The promise of black-eyed Susans lies in a big pile of dirt visible from the Jones Falls Expressway at the 29th Street bridge as restoration work continues on Druid Hill Park.
The grading and stabilization of the eastern edge of the earth-fill dam at Druid Lake, along with repairs to the 128-year-old Moorish Tower that stands on its banks like a giant chess piece, is part of a $2,146,434 city project contracted to P. Flanigan and Sons.
By spring, the eroding and overgrown hillside should bloom with wildflowers, shrubs and Maryland's state flower, the black-eyed Susan, city public works officials said.
The long-neglected Moorish Tower, where turn-of-the century park visitors came to climb the cast-iron staircase for a spectacular view of Baltimore, was falling apart before park restoration work began in June 1997, according to Pierce Flanigan, president of the contracting company doing repairs. After fixing roads near the reservoir, workers started rehabilitating the 43-foot-high tower last week.
"We've done most of the excavation [of the dam] and are constructing a concrete retaining wall and a decorative wall to run along the Jones Falls Expressway," said Flanigan. "It [the tower] will be cleaned, all defective or missing pieces of the stonework will be replaced, loose stones will be stabilized and it will be beautiful when we're done."
Flanigan said it appears that these are the first major repairs to the decorative tower, a limestone-clad faux battlement that guards the park's eastern boundary. City officials were unsure this week whether the eight-sided tower -- adorned with windows resembling clovers or clubs -- would be reopened to the public when repairs are complete.
"We've been beautifying the park. Earlier this year, we turned [the lake] fountains back on," said David Montgomery, deputy director of public works. "That part of the Jones Falls is one of the major entrances to the city, and we're going to great lengths for landscaping and to restore the tower."

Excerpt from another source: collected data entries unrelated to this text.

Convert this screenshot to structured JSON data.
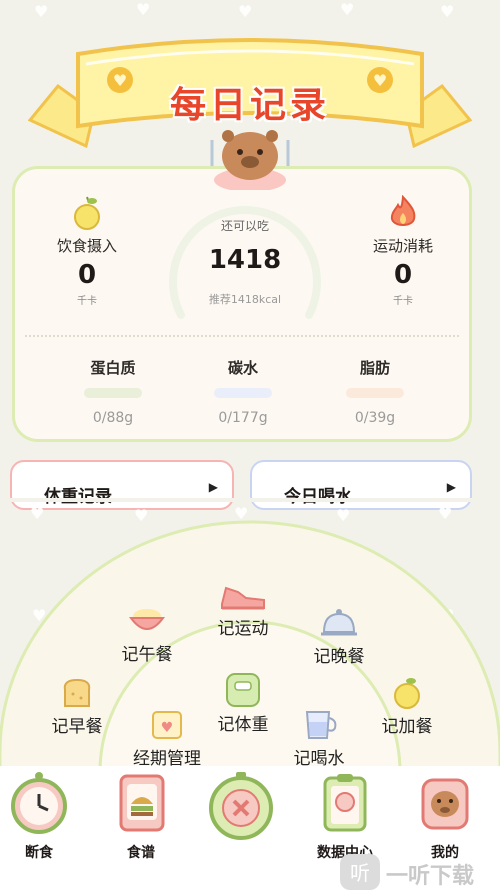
{
  "banner": {
    "title": "每日记录"
  },
  "summary": {
    "intake": {
      "label": "饮食摄入",
      "value": "0",
      "unit": "千卡"
    },
    "burn": {
      "label": "运动消耗",
      "value": "0",
      "unit": "千卡"
    },
    "remaining": {
      "label": "还可以吃",
      "value": "1418",
      "recommend": "推荐1418kcal"
    },
    "macros": [
      {
        "name": "蛋白质",
        "value": "0/88g",
        "color": "#e9efd8"
      },
      {
        "name": "碳水",
        "value": "0/177g",
        "color": "#eaeefb"
      },
      {
        "name": "脂肪",
        "value": "0/39g",
        "color": "#fbeadb"
      }
    ]
  },
  "cards": {
    "weight": {
      "title": "体重记录"
    },
    "water": {
      "title": "今日喝水"
    }
  },
  "menu": {
    "items": [
      {
        "label": "记运动"
      },
      {
        "label": "记午餐"
      },
      {
        "label": "记晚餐"
      },
      {
        "label": "记体重"
      },
      {
        "label": "记早餐"
      },
      {
        "label": "记加餐"
      },
      {
        "label": "经期管理"
      },
      {
        "label": "记喝水"
      }
    ]
  },
  "nav": {
    "items": [
      {
        "label": "断食"
      },
      {
        "label": "食谱"
      },
      {
        "label": ""
      },
      {
        "label": "数据中心"
      },
      {
        "label": "我的"
      }
    ]
  },
  "watermark": {
    "text": "一听下载"
  },
  "colors": {
    "accent": "#e8462a",
    "green": "#dcecb2",
    "background": "#f3f2ea"
  }
}
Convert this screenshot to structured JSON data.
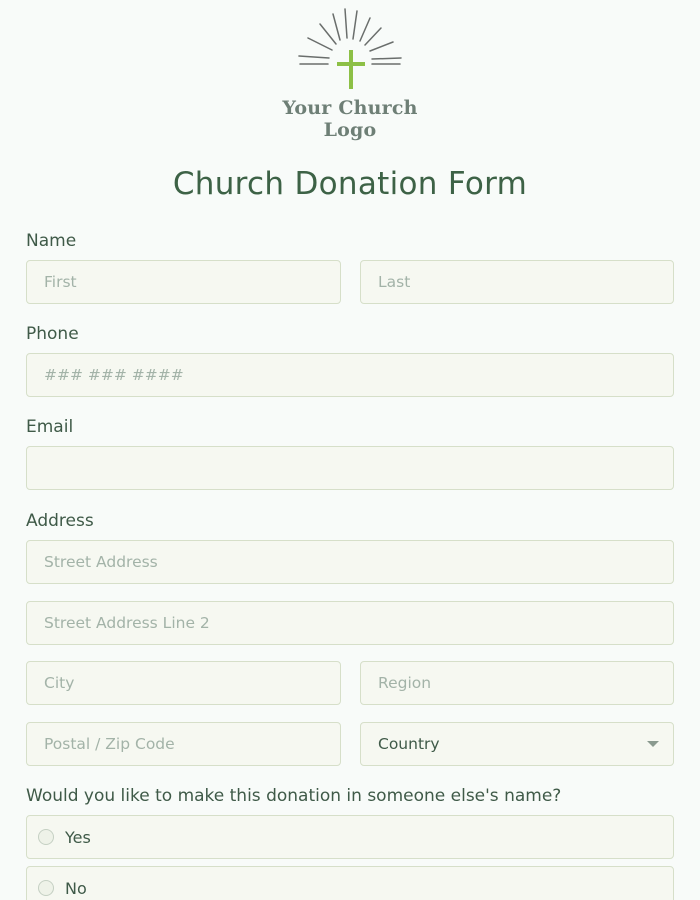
{
  "logo": {
    "text_line1": "Your Church",
    "text_line2": "Logo",
    "cross_color": "#8dc046",
    "ray_color": "#6a6e6c"
  },
  "form": {
    "title": "Church Donation Form",
    "name": {
      "label": "Name",
      "first_placeholder": "First",
      "last_placeholder": "Last"
    },
    "phone": {
      "label": "Phone",
      "placeholder": "### ### ####"
    },
    "email": {
      "label": "Email",
      "placeholder": ""
    },
    "address": {
      "label": "Address",
      "street_placeholder": "Street Address",
      "street2_placeholder": "Street Address Line 2",
      "city_placeholder": "City",
      "region_placeholder": "Region",
      "postal_placeholder": "Postal / Zip Code",
      "country_selected": "Country"
    },
    "donation_name_question": {
      "label": "Would you like to make this donation in someone else's name?",
      "options": [
        "Yes",
        "No"
      ]
    }
  },
  "colors": {
    "background": "#f8fbf9",
    "title": "#3d6246",
    "field_background": "#f6f8f1",
    "field_border": "#d6dfc9"
  }
}
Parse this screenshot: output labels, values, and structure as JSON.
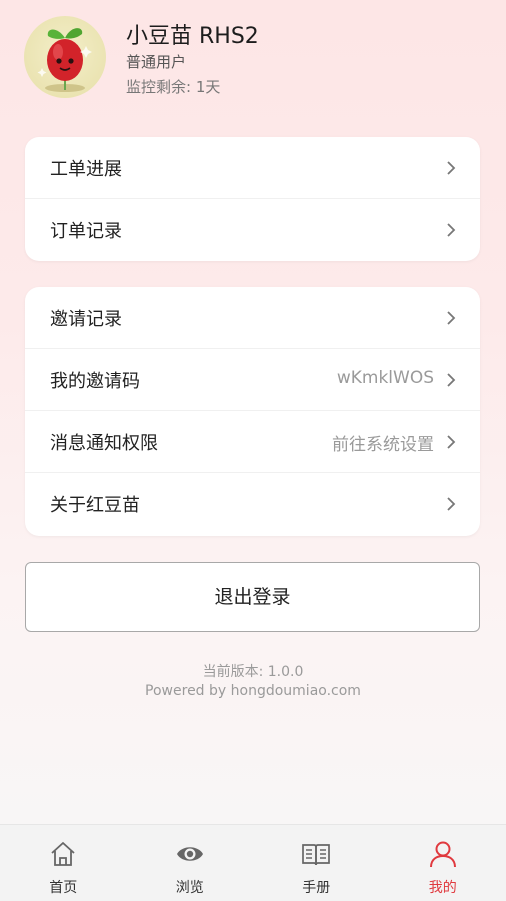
{
  "profile": {
    "name": "小豆苗 RHS2",
    "role": "普通用户",
    "remaining": "监控剩余: 1天"
  },
  "menu_group_1": [
    {
      "label": "工单进展",
      "value": ""
    },
    {
      "label": "订单记录",
      "value": ""
    }
  ],
  "menu_group_2": [
    {
      "label": "邀请记录",
      "value": ""
    },
    {
      "label": "我的邀请码",
      "value": "wKmklWOS"
    },
    {
      "label": "消息通知权限",
      "value": "前往系统设置"
    },
    {
      "label": "关于红豆苗",
      "value": ""
    }
  ],
  "logout_label": "退出登录",
  "footer": {
    "version": "当前版本: 1.0.0",
    "powered": "Powered by hongdoumiao.com"
  },
  "tabs": [
    {
      "label": "首页",
      "icon": "home-icon",
      "active": false
    },
    {
      "label": "浏览",
      "icon": "eye-icon",
      "active": false
    },
    {
      "label": "手册",
      "icon": "book-icon",
      "active": false
    },
    {
      "label": "我的",
      "icon": "user-icon",
      "active": true
    }
  ],
  "colors": {
    "accent": "#e0393e",
    "background_top": "#fde6e6",
    "text_secondary": "#9a9a9a"
  }
}
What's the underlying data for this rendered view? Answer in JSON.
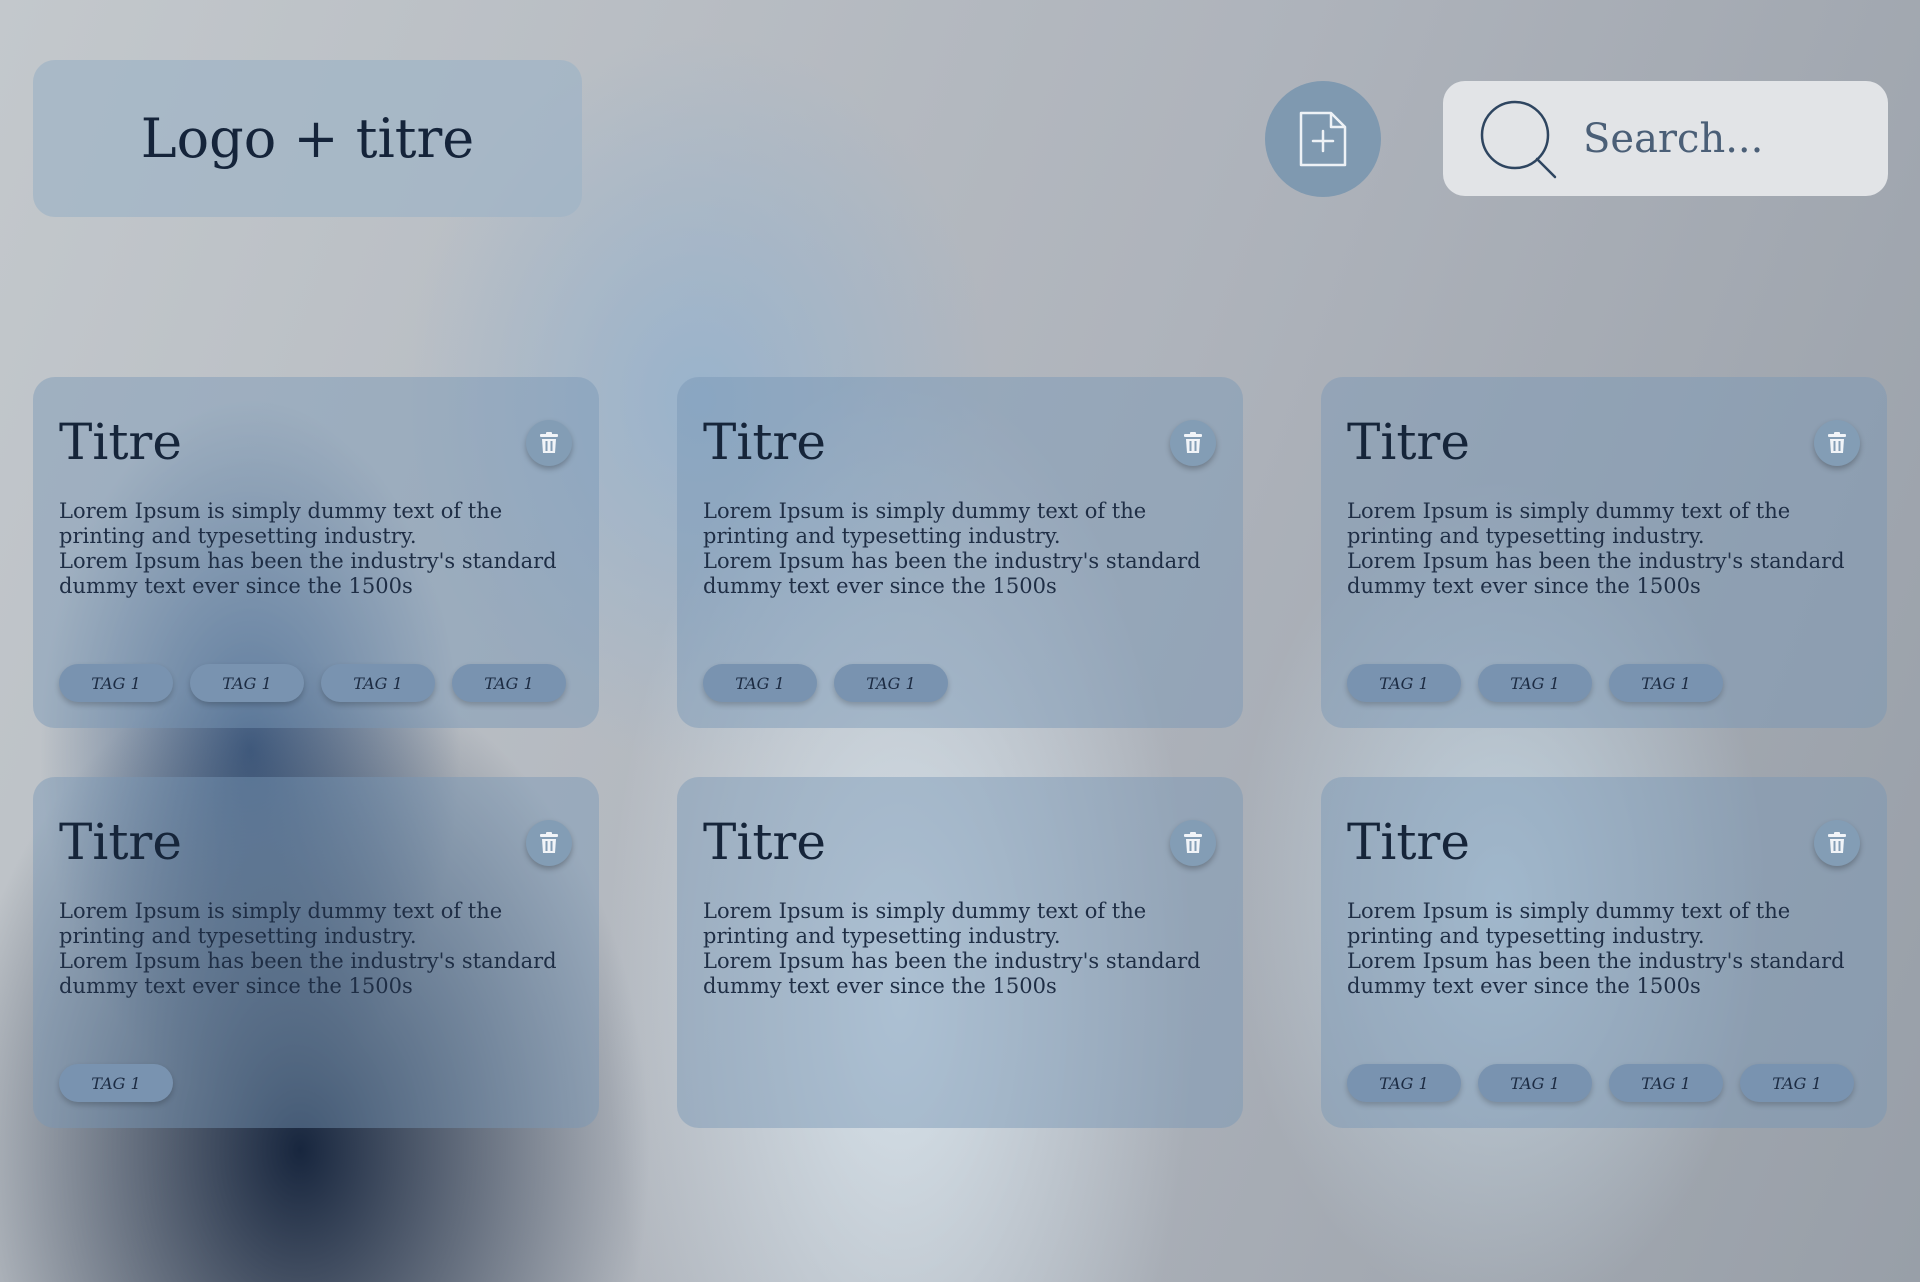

The restoration has included firming up the tower's foundation by driving a wall of steel pilings under it.
"The first thing is to remove a fair number of loose blocks from the tower and reinstall them. It's a very distinctive feature of the park," said Flanigan, who said he often admired the tower as he jogged through Druid Hill.
"There's speculation that at one point it was part of a semi-fore system that communicated information about ships coming into port."
When work is complete in the spring, the tower may also be lighted at night like the old Bromo Seltzer tower at Lombard and Eutaw streets downtown.
"We're going to try and finish everything before winter," said Flanigan, "but there are no guarantees."